With those considerations in mind, the ESR supports the implementation of an EU-level framework for telemedicine that would ensure high reporting standards, respect of the EU Health and Safety legislation, clear liability rules including an update of the product liability directive, verified patient consent and confidentiality, and full recognition of teleradiology as a medical act.

"Uniform standards for telemedicine would benefit clinicians, patients, and healthcare systems in their search for better access, quality, and efficiency of healthcare," the authors wrote. "Currently discussed legislative proposals, such as the digital services act and the update of the product liability directive, offer a window of opportunity to simplify and regulate the safe implementation of telemedicine in Member States."

Avoiding fragmentation

The ESR said that a fragmented scheme with various national schemes would hamper the full potential of AI to improve lives.

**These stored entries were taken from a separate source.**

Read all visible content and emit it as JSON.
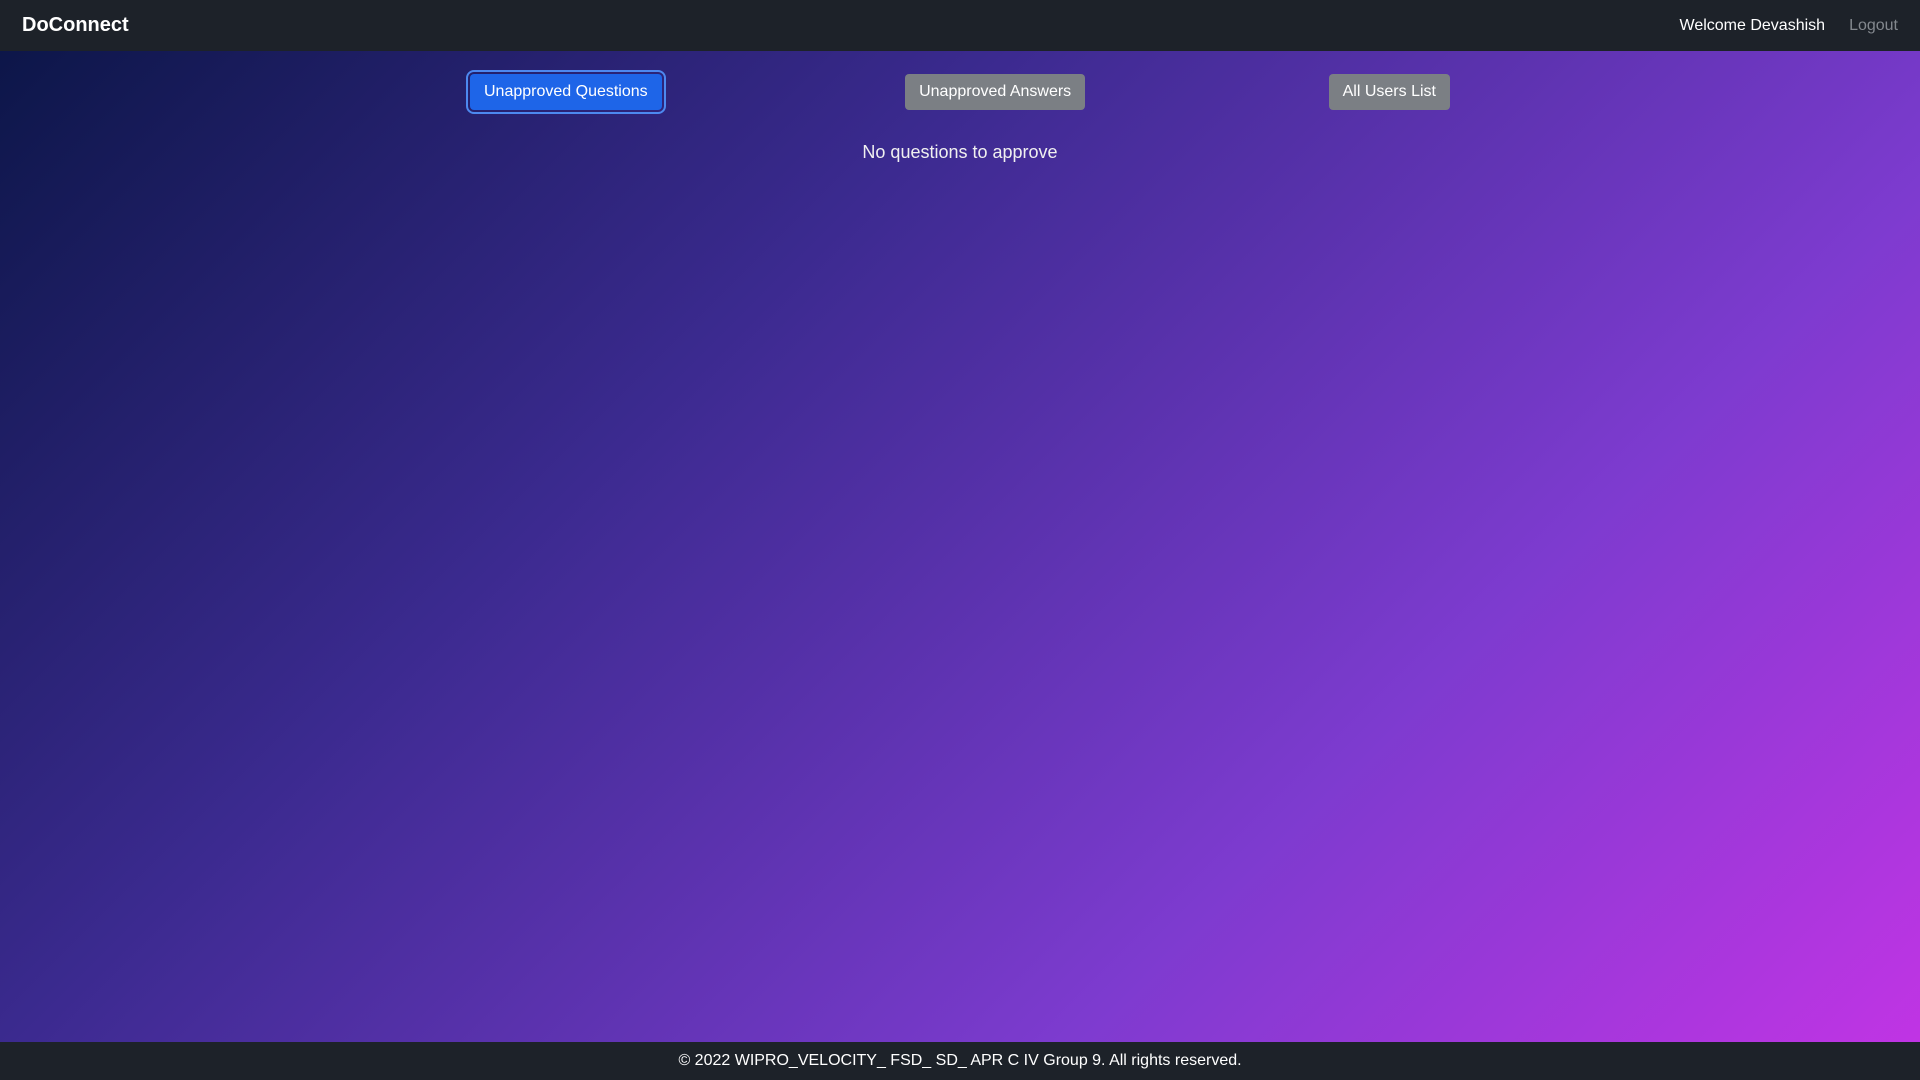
{
  "navbar": {
    "brand": "DoConnect",
    "welcome": "Welcome Devashish",
    "logout": "Logout"
  },
  "tabs": {
    "unapproved_questions": "Unapproved Questions",
    "unapproved_answers": "Unapproved Answers",
    "all_users": "All Users List"
  },
  "main": {
    "empty_message": "No questions to approve"
  },
  "footer": {
    "text": "© 2022 WIPRO_VELOCITY_ FSD_ SD_ APR C IV Group 9. All rights reserved."
  }
}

"The healthcare sector's research excellence and efficiency in the uptake of AI relies upon EU-wide cooperation, a framework for best practices exchanges between national initiatives and infrastructures as well as an efficient EU health data space," the ESR wrote. "Any initiative, from legislation for high-risk areas to nonbinding recommendations for the self-labeling of AI applications, should be furthered with the goal to build confidence among users and support the uptake of trustworthy AI across the EU."

The full ESR response can be downloaded on the society's website.